Do ponto de vista técnico, os argumentos colocados já são suficientes para o reconhecimento de que o profissional médico - escutando, examinando e interpretando - ainda é imprescindível no momento de decidir o que é melhor para o doente. Além disso, existem duas áreas em que o método tradicional não será substituído tão cedo pela tecnologia: a pediatria – essencialmente semiológica – e a psiquiatria, literalmente inacessível ao arsenal tecnológico de diagnóstico. Mas a medicina não é apenas técnica. O método clínico tradicional continuará sendo sempre o pilar da nossa profissão, porque o pilar da nossa profissão é a relação médico paciente e a relação médico paciente se estabelece na entrevista e, também, no exame físico. Nos olhos, que observam. Nas mãos que tocam. E no estetoscópio que vai lá auscultando os “tum-tac” dos nossos corações. Esses “tum-tac”, cheios de significados, que estão ali esperando para serem decifrados, são uma das principais justificativas para ainda sermos profissionais necessários e úteis aos doentes.
Há muitos anos, a medicina natural se separou da medicina sacerdotal. Houve uma época em que os médicos não precisavam – ou nem sabiam – examinar os doentes. Eram tempos de certezas, não havia necessidade de entrevistar ou de tocar nos doentes. Foram os tempos do sobrenatural. Tempos das culpas, dos pecados, das intuições e das adivinhações. Tempos em que os doentes não eram examinados. Um certo profissional, conhecido no ocidente por Rhazes (século IX e X), começou a duvidar daquelas certezas e a aceitar as próprias dúvidas. Começou a palpar o abdome e verificar a temperatura com o dorso da mão. Começou a “perder tempo” com a entrevista e com o exame físico. Esse nobre colega deu início a nossa profissão embasada na razão. Seu consultório? Seu consultório se esvaziou: “o doutor não é mais aquele, precisa ficar examinando!”. Esse episódio tão paradoxal, quanto ilustrativo da história da profissão dos clínicos está esteticamente narrado no livro “A Paixão Transformada – história da medicina na literatura” de autoria do Dr. Moacyr Scliar, médico e escritor.
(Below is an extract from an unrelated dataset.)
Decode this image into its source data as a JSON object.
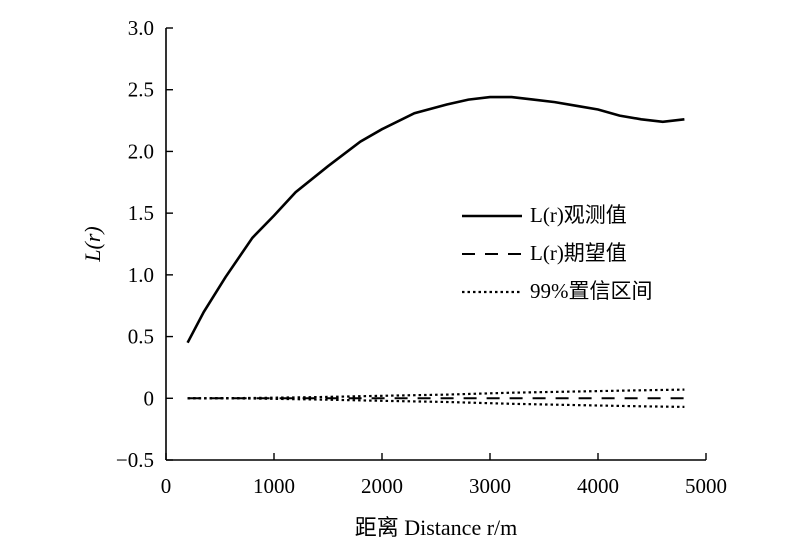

Estamos caminhando de volta ao mundo em que se procura a verdade longe do ser humano. A tecnologia é útil. Muito útil, mas não é divina. Nunca será. O tempo gasto com os livros, com os professores e com os pacientes para aprendermos a examinar, a auscultar, aprendermos a conversar, nunca será um tempo inútil. O médico, que vive a ilusão de que a tecnologia resolverá todos os seus dilemas, não entendeu nada sobre o que é a verdadeira klínica médica.